# Definition:Topology

## Contents

## Definition

### Definition 1

Let $S$ be a set.

A **topology on $S$** is a subset $\tau \subseteq \powerset S$ of the power set of $S$ that satisfies the open set axioms:

\((\text O 1)\) | $:$ | The union of an arbitrary subset of $\tau$ is an element of $\tau$. | ||||||

\((\text O 2)\) | $:$ | The intersection of any two elements of $\tau$ is an element of $\tau$. | ||||||

\((\text O 3)\) | $:$ | $S$ is an element of $\tau$. |

If $\tau$ is a **topology** on $S$, then $\struct {S, \tau}$ is called a topological space.

The elements of $\tau$ are called the open sets of $\struct {S, \tau}$.

### Definition 2

Let $S$ be a set.

A **topology on $S$** is a subset $\tau \subseteq \powerset S$ of the power set of $S$ that satisfies the following axioms:

\((\text O 1')\) | $:$ | The union of an arbitrary subset of $\tau$ is an element of $\tau$. | ||||||

\((\text O 2')\) | $:$ | The intersection of any finite subset of $\tau$ is an element of $\tau$. |

## Empty Topological Space

Notwithstanding the result Empty Set Satisfies Topology Axioms, it is frequently stipulated in the literature that the class of topological spaces does not include the empty set.

This convention is sufficiently commonplace as to be often omitted in published texts, and taken for granted.
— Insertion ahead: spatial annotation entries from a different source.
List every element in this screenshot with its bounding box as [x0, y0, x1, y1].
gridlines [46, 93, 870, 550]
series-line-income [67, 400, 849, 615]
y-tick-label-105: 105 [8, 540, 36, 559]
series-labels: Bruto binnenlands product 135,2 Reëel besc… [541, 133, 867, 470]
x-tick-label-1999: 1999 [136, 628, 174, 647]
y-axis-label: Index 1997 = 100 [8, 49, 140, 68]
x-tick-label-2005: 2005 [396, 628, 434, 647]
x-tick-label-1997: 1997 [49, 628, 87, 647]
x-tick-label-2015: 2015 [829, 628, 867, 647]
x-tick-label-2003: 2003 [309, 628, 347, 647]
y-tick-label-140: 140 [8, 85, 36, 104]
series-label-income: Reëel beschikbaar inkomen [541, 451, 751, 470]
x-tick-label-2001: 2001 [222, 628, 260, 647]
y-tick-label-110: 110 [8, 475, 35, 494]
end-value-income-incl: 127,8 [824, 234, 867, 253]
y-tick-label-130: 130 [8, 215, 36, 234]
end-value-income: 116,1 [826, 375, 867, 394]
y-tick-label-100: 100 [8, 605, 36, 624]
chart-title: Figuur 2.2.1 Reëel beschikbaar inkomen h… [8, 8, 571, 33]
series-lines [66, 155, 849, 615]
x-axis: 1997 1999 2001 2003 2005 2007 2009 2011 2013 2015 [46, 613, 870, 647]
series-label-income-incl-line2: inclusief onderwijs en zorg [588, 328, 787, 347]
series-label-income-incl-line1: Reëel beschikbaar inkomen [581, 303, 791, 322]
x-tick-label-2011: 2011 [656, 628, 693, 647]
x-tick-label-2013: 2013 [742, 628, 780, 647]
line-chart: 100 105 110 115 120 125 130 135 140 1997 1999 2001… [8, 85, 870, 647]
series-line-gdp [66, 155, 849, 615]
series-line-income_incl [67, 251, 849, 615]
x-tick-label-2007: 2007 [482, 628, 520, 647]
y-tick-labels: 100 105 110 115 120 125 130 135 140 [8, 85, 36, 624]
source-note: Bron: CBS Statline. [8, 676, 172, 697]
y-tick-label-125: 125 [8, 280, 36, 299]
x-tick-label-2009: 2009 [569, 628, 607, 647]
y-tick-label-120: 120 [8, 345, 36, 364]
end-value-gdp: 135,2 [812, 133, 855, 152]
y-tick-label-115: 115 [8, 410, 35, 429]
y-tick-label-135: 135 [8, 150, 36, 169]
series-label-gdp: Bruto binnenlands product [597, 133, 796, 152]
When it is mentioned, it is usually given as an afterthought.

However, there exists a philosophical position that disallowing the empty topological space is unhelpful, and even harmful.

$\mathsf{Pr} \infty \mathsf{fWiki}$ adopts this philosophical position, allowing that the underlying set of a given topological space may indeed be empty.

Note, however, that many of the possible properties of a topological space are held vacuously by the empty space. This position having been taken, it is necessary in many cases to add a condition to a given general statement made about spaces specifically to exclude the empty space from the scope of that statement.

## Also see

- $\sigma$-algebra, which looks similar on the surface to a topology, but closed (in the algebraic sense) under countable unions. A topology has no such limitation on countability.

- Results about
**topologies**can be found here.

## Linguistic Note

The word **topology** is derived from the Greek words **τόπος**, meaning **place**, and **λόγος**, meaning **study**.

This originates from its origins as the study of *situation*.

The word **topology** was coined by Johann Benedict Listing in a letter of $1836$.

The word was first published in the title of Listing's $1847$ book *Vorstudien zur Topologie*, but never caught on until the $1920$s.